Now inside each family member’s folder, there would be multiple folders like “01_Work”, “02_Academic”, “03_IDs”, “04_Certificates”, “05_Investments”, “06_Tax”, and “07_UnSorted”. This sample list covers most of the things we have important documents for. I normally don’t include all the utility bills in this folder. I have a separate folder structure for utility bills which I arrange year-wise, as that might be shared among family members. The documents structure is for individual’s important documents.

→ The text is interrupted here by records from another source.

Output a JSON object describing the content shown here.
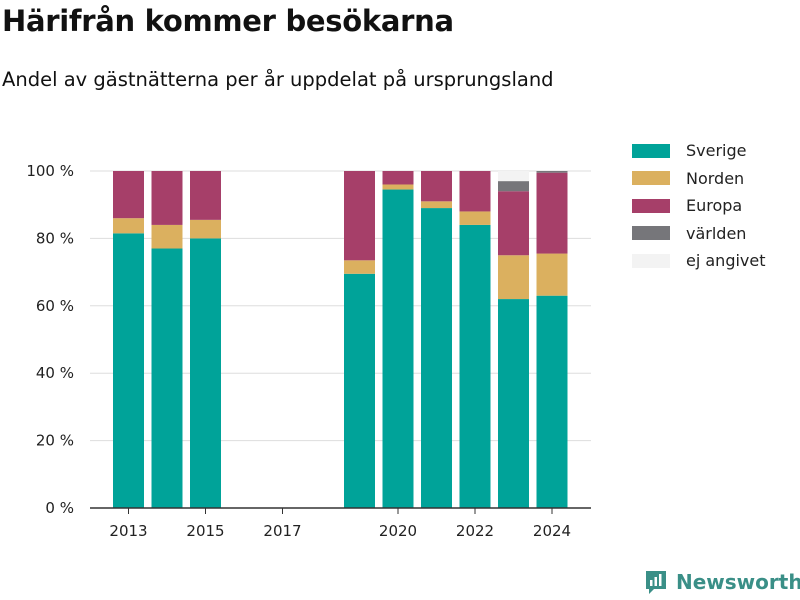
{
  "title": "Härifrån kommer besökarna",
  "subtitle": "Andel av gästnätterna per år uppdelat på ursprungsland",
  "brand": {
    "name": "Newsworthy",
    "icon": "newsworthy-logo-icon",
    "color": "#3a8f87"
  },
  "chart_data": {
    "type": "bar",
    "stacked": true,
    "years": [
      2013,
      2014,
      2015,
      2016,
      2017,
      2018,
      2019,
      2020,
      2021,
      2022,
      2023,
      2024
    ],
    "x_ticks": [
      2013,
      2015,
      2017,
      2020,
      2022,
      2024
    ],
    "x_tick_labels": [
      "2013",
      "2015",
      "2017",
      "2020",
      "2022",
      "2024"
    ],
    "y_ticks": [
      0,
      20,
      40,
      60,
      80,
      100
    ],
    "y_tick_labels": [
      "0 %",
      "20 %",
      "40 %",
      "60 %",
      "80 %",
      "100 %"
    ],
    "ylim": [
      0,
      100
    ],
    "grid": true,
    "legend_position": "top-right",
    "series": [
      {
        "name": "Sverige",
        "color": "#00a399",
        "values": [
          81.5,
          77,
          80,
          null,
          null,
          null,
          69.5,
          94.5,
          89,
          84,
          62,
          63
        ]
      },
      {
        "name": "Norden",
        "color": "#dbb05f",
        "values": [
          4.5,
          7,
          5.5,
          null,
          null,
          null,
          4,
          1.5,
          2,
          4,
          13,
          12.5
        ]
      },
      {
        "name": "Europa",
        "color": "#a63f69",
        "values": [
          14,
          16,
          14.5,
          null,
          null,
          null,
          26.5,
          4,
          9,
          12,
          19,
          24
        ]
      },
      {
        "name": "världen",
        "color": "#76767a",
        "values": [
          0,
          0,
          0,
          null,
          null,
          null,
          0,
          0,
          0,
          0,
          3,
          0.5
        ]
      },
      {
        "name": "ej angivet",
        "color": "#f3f3f3",
        "values": [
          0,
          0,
          0,
          null,
          null,
          null,
          0,
          0,
          0,
          0,
          3,
          0
        ]
      }
    ]
  }
}
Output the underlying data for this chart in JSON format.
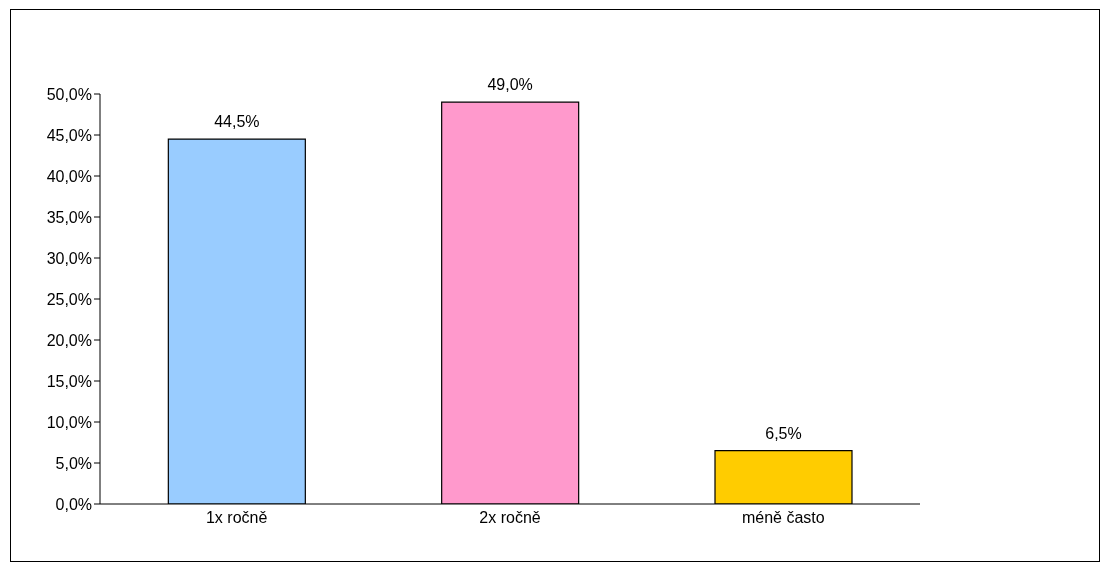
{
  "chart_data": {
    "type": "bar",
    "categories": [
      "1x ročně",
      "2x ročně",
      "méně často"
    ],
    "values": [
      44.5,
      49.0,
      6.5
    ],
    "colors": [
      "#99ccff",
      "#ff99cc",
      "#ffcc00"
    ],
    "value_labels": [
      "44,5%",
      "49,0%",
      "6,5%"
    ],
    "ylim": [
      0,
      50
    ],
    "yticks": [
      {
        "value": 0,
        "label": "0,0%"
      },
      {
        "value": 5,
        "label": "5,0%"
      },
      {
        "value": 10,
        "label": "10,0%"
      },
      {
        "value": 15,
        "label": "15,0%"
      },
      {
        "value": 20,
        "label": "20,0%"
      },
      {
        "value": 25,
        "label": "25,0%"
      },
      {
        "value": 30,
        "label": "30,0%"
      },
      {
        "value": 35,
        "label": "35,0%"
      },
      {
        "value": 40,
        "label": "40,0%"
      },
      {
        "value": 45,
        "label": "45,0%"
      },
      {
        "value": 50,
        "label": "50,0%"
      }
    ],
    "grid": false,
    "legend": false
  }
}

How to Organize Photos and Videos?

The best way that I have found so far is to organize them by year and then by event. There aren't so many events that happen in one year. Maybe we have pictures for 25 events, which still won’t be too much. We might have a folder for a place we visited that year. This may span over months. Organizing it by year at the top level is also very important as it provides completeness. Once, the year is complete you know when you have organized all the photos for that year, and then you just need to incrementally take care of the photos clicked during the new year. The videos could be either given their own folder if there aren't too many of them, else they can be clubbed with the photos folders to give them proper context.

Back Up all the Important Documents

The above structure that we create needs to be saved and updated locally on the machine. However, I strongly recommend you backing up these regularly. You can either buy an external hard disk and make a backup every month, or you can use some of the free cloud based services that are available like DropBox, SugarSync, Microsoft SkyDrive, Google Drive or any other services that are secure and serve the purpose.